Now the whole universe seems undergoing the volcanic influence of social theory. Everywhere there is breaking out some strange manifestation. The grotesque congregation of the Shakers, the agricultural socialism of Harris, the polygamous socialism of Mormon, the lewd quackery of Free Love, the mad, blank misery of Nihilism, the tragic frenzy of the Parisian Commune, are portents no observer can neglect.

Some try to solve the problem by abolishing property; some by a new religion. Most of these experiments thrive in America, which alone has room for such diversities of opinion and practice. It is too much the practice to treat these various organizations as a mixture of knavery and folly. Two, indeed, of these phases of humanity will receive more attention from the historian of the future than they attract from their contemporaries,—I mean the Commune of Paris, and the Church of the Latter-Day Saints. That eccentric church is a socialism founded on a polygamous religion and ruled by a supreme pontiff. But it would be a mistake, I think, to suppose that polygamy is an essential part of Mormonism. The traveller in Utah will be struck most, not by the plurality of wives, but by the prevailing industry and apparent external brotherhood. These are the outward features of an extraordinary community.

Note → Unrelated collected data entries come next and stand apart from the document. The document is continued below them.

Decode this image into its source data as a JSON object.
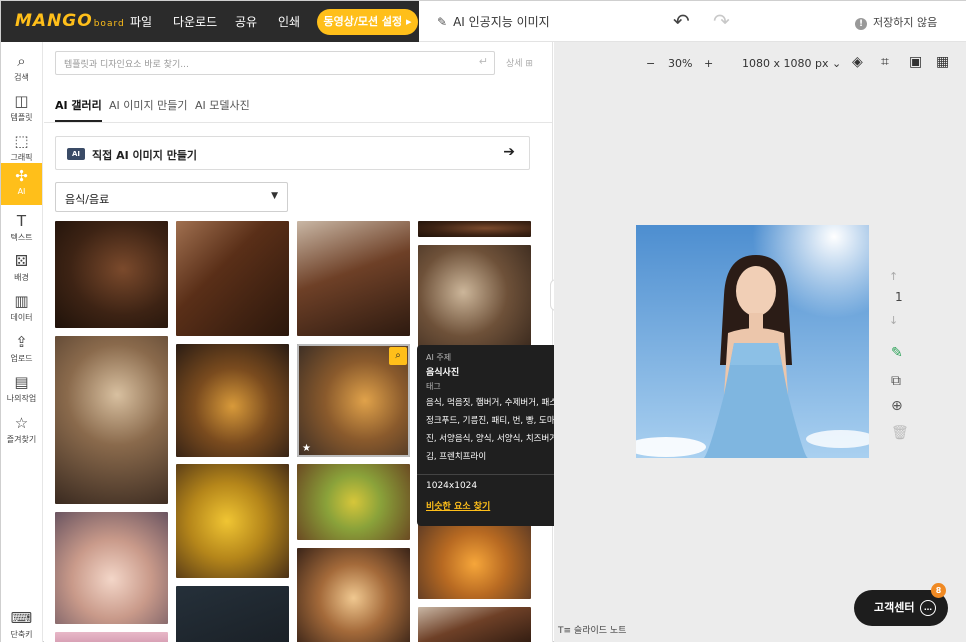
{
  "brand": {
    "logo": "MANGO",
    "logo_sub": "board",
    "accent": "#ffbf1a"
  },
  "topbar": {
    "menu": [
      "파일",
      "다운로드",
      "공유",
      "인쇄"
    ],
    "cta": "동영상/모션 설정 ▸",
    "ai_tab": "AI 인공지능 이미지",
    "save_status": "저장하지 않음"
  },
  "sidebar": {
    "items": [
      {
        "label": "검색",
        "icon": "search-icon"
      },
      {
        "label": "템플릿",
        "icon": "template-icon"
      },
      {
        "label": "그래픽",
        "icon": "graphic-icon"
      },
      {
        "label": "AI",
        "icon": "ai-icon"
      },
      {
        "label": "텍스트",
        "icon": "text-icon"
      },
      {
        "label": "배경",
        "icon": "background-icon"
      },
      {
        "label": "데이터",
        "icon": "data-icon"
      },
      {
        "label": "업로드",
        "icon": "upload-icon"
      },
      {
        "label": "나의작업",
        "icon": "my-work-icon"
      },
      {
        "label": "즐겨찾기",
        "icon": "star-icon"
      },
      {
        "label": "단축키",
        "icon": "keyboard-icon"
      }
    ]
  },
  "panel": {
    "search_placeholder": "템플릿과 디자인요소 바로 찾기...",
    "detail_link": "상세",
    "tabs": [
      "AI 갤러리",
      "AI 이미지 만들기",
      "AI 모델사진"
    ],
    "make_badge": "AI",
    "make_label": "직접 AI 이미지 만들기",
    "category": "음식/음료"
  },
  "tooltip": {
    "theme_key": "AI 주제",
    "theme_val": "음식사진",
    "tags_key": "태그",
    "tags": "음식, 먹음짓, 햄버거, 수제버거, 패스트푸드, 정크푸드, 기름진, 패티, 번, 빵, 도마, 음식사진, 서양음식, 양식, 서양식, 치즈버거, 감자튀김, 프렌치프라이",
    "resolution": "1024x1024",
    "similar": "비슷한 요소 찾기"
  },
  "canvas": {
    "zoom": "30%",
    "size": "1080 x 1080 px",
    "page": "1",
    "slide_note": "슬라이드 노트"
  },
  "support": {
    "label": "고객센터",
    "count": "8"
  }
}
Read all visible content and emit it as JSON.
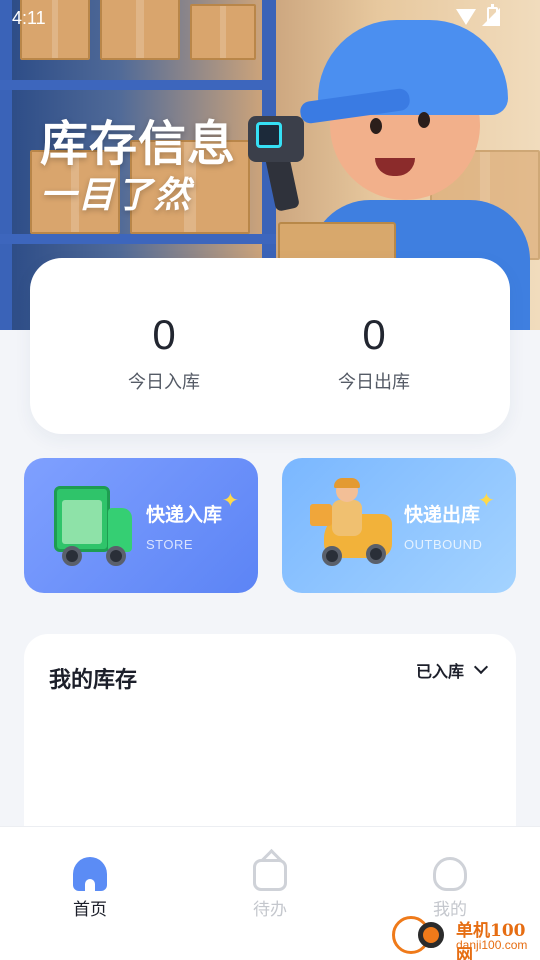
{
  "status_bar": {
    "time": "4:11",
    "icons": [
      "wifi-icon",
      "signal-icon",
      "battery-icon"
    ]
  },
  "banner": {
    "title": "库存信息",
    "subtitle": "一目了然"
  },
  "stats": [
    {
      "value": "0",
      "label": "今日入库"
    },
    {
      "value": "0",
      "label": "今日出库"
    }
  ],
  "actions": {
    "store": {
      "title": "快递入库",
      "subtitle": "STORE",
      "icon": "delivery-truck-icon"
    },
    "outbound": {
      "title": "快递出库",
      "subtitle": "OUTBOUND",
      "icon": "scooter-courier-icon"
    }
  },
  "inventory": {
    "title": "我的库存",
    "filter": "已入库"
  },
  "bottom_nav": [
    {
      "label": "首页",
      "icon": "home-icon",
      "active": true
    },
    {
      "label": "待办",
      "icon": "todo-bag-icon",
      "active": false
    },
    {
      "label": "我的",
      "icon": "profile-icon",
      "active": false
    }
  ],
  "watermark": {
    "brand": "单机100网",
    "url": "danji100.com"
  },
  "colors": {
    "accent": "#5b8cf5",
    "store_card": "#6a8ff8",
    "outbound_card": "#8fc3ff",
    "nav_active": "#1c1f2a",
    "nav_inactive": "#c4c7cd",
    "watermark": "#e66d12"
  }
}
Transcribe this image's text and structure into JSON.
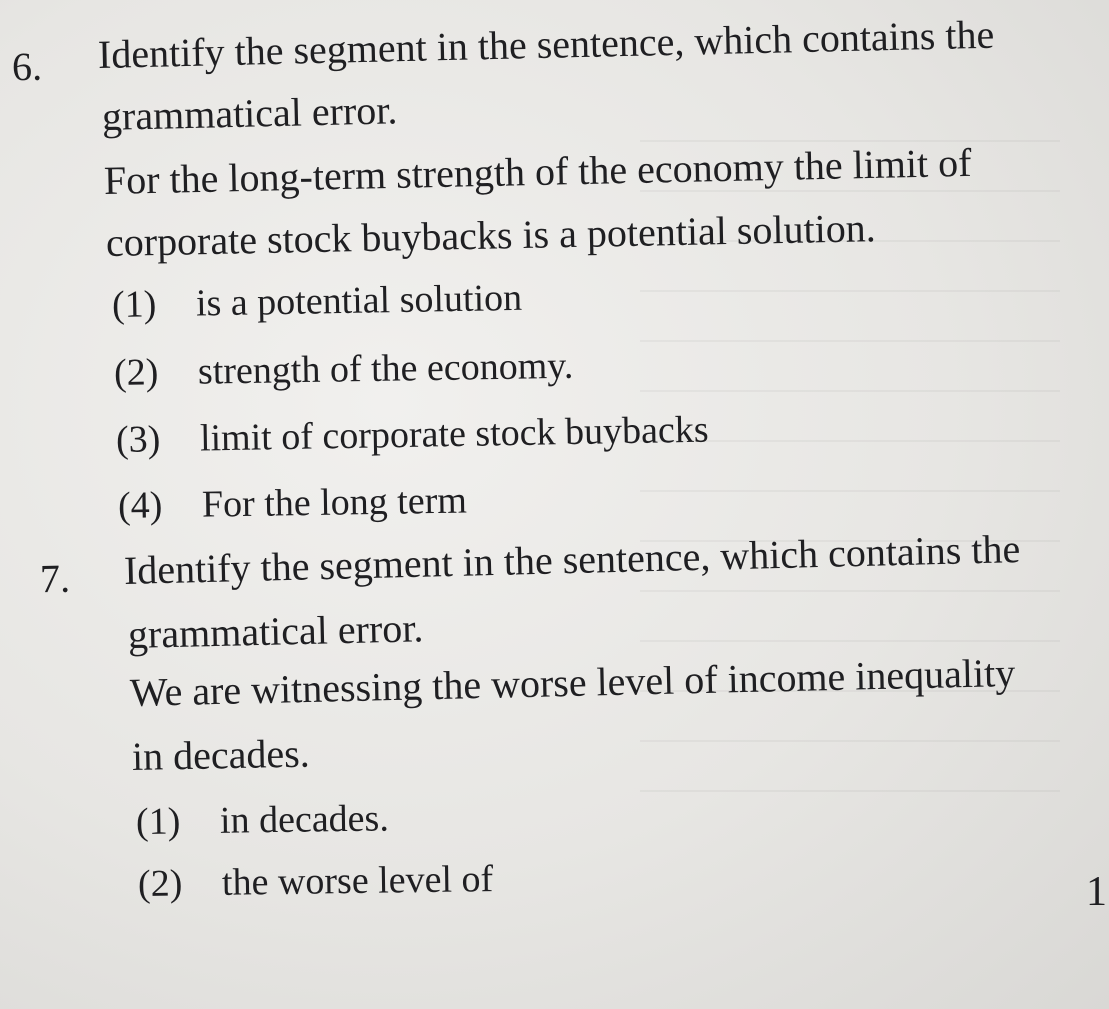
{
  "questions": [
    {
      "number": "6.",
      "prompt_line1": "Identify the segment in the sentence, which contains the",
      "prompt_line2": "grammatical error.",
      "sentence_line1": "For the long-term strength of the economy the limit of",
      "sentence_line2": "corporate stock buybacks is a potential solution.",
      "options": [
        {
          "num": "(1)",
          "text": "is a potential solution"
        },
        {
          "num": "(2)",
          "text": "strength of the economy."
        },
        {
          "num": "(3)",
          "text": "limit of corporate stock buybacks"
        },
        {
          "num": "(4)",
          "text": "For the long term"
        }
      ]
    },
    {
      "number": "7.",
      "prompt_line1": "Identify the segment in the sentence, which contains the",
      "prompt_line2": "grammatical error.",
      "sentence_line1": "We are witnessing the worse level of income inequality",
      "sentence_line2": "in decades.",
      "options": [
        {
          "num": "(1)",
          "text": "in decades."
        },
        {
          "num": "(2)",
          "text": "the worse level of"
        }
      ]
    }
  ],
  "page_number": "1"
}
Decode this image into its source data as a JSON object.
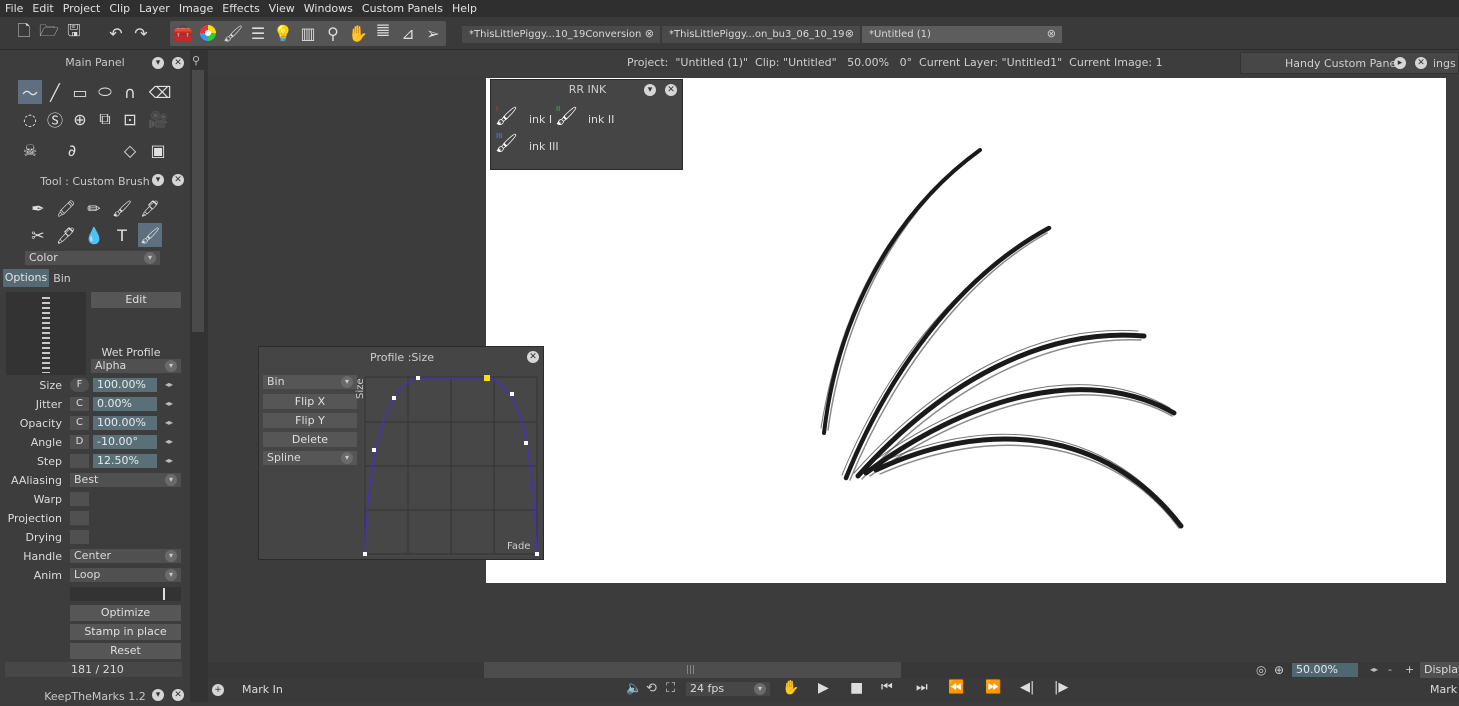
{
  "menu": [
    "File",
    "Edit",
    "Project",
    "Clip",
    "Layer",
    "Image",
    "Effects",
    "View",
    "Windows",
    "Custom Panels",
    "Help"
  ],
  "tabs": [
    {
      "label": "*ThisLittlePiggy...10_19Conversion",
      "close": "⊗"
    },
    {
      "label": "*ThisLittlePiggy...on_bu3_06_10_19",
      "close": "⊗"
    },
    {
      "label": "*Untitled (1)",
      "close": "⊗"
    }
  ],
  "info": {
    "text": "Project:  \"Untitled (1)\"  Clip: \"Untitled\"   50.00%   0°  Current Layer: \"Untitled1\"  Current Image: 1"
  },
  "handy": {
    "title": "Handy Custom Pane",
    "extra": "ings"
  },
  "main_panel": {
    "title": "Main Panel"
  },
  "tool_panel": {
    "title": "Tool : Custom Brush",
    "color_drop": "Color",
    "tab_options": "Options",
    "tab_bin": "Bin",
    "edit": "Edit",
    "wet_profile": "Wet Profile",
    "alpha": "Alpha"
  },
  "params": [
    {
      "label": "Size",
      "mode": "F",
      "value": "100.00%"
    },
    {
      "label": "Jitter",
      "mode": "C",
      "value": "0.00%"
    },
    {
      "label": "Opacity",
      "mode": "C",
      "value": "100.00%"
    },
    {
      "label": "Angle",
      "mode": "D",
      "value": "-10.00°"
    },
    {
      "label": "Step",
      "mode": "",
      "value": "12.50%"
    }
  ],
  "aaliasing": {
    "label": "AAliasing",
    "value": "Best"
  },
  "checks": [
    "Warp",
    "Projection",
    "Drying"
  ],
  "handle": {
    "label": "Handle",
    "value": "Center"
  },
  "anim": {
    "label": "Anim",
    "value": "Loop"
  },
  "buttons": {
    "optimize": "Optimize",
    "stamp": "Stamp in place",
    "reset": "Reset"
  },
  "count": "181 / 210",
  "keep": {
    "title": "KeepTheMarks 1.2"
  },
  "rrink": {
    "title": "RR INK",
    "items": [
      "ink I",
      "ink II",
      "ink III"
    ],
    "tags": [
      "I",
      "II",
      "III"
    ]
  },
  "profile": {
    "title": "Profile :Size",
    "bin": "Bin",
    "flipx": "Flip X",
    "flipy": "Flip Y",
    "delete": "Delete",
    "spline": "Spline",
    "ylabel": "Size",
    "xlabel": "Fade"
  },
  "bottom": {
    "mark_in": "Mark In",
    "fps": "24 fps",
    "mark": "Mark"
  },
  "zoom": {
    "value": "50.00%",
    "display": "Display",
    "minus": "-",
    "plus": "+"
  },
  "colors": {
    "accent": "#597078",
    "curve": "#4b2dbb",
    "handle": "#f5e400"
  }
}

That it should largely increase; that it should have converted a desert into a garden; that it should, in the last few years, have attracted to it thousands of the working classes (not by polygamy, for that is expensive, and almost all the emigrants are poor), will seem, to a future age, a strange sign of our times.

Again, whatever may be thought of the Commune of Paris, which issued quaintly ingenuous decrees, and which ended in blood and iron, it will always remain one of the sinister facts of our age. Like the Ninevite king, it perished in a blazing pyre of what was fairest in its habitation; and the world lost so much in those flames that it cannot now pass judgment with complete impartiality.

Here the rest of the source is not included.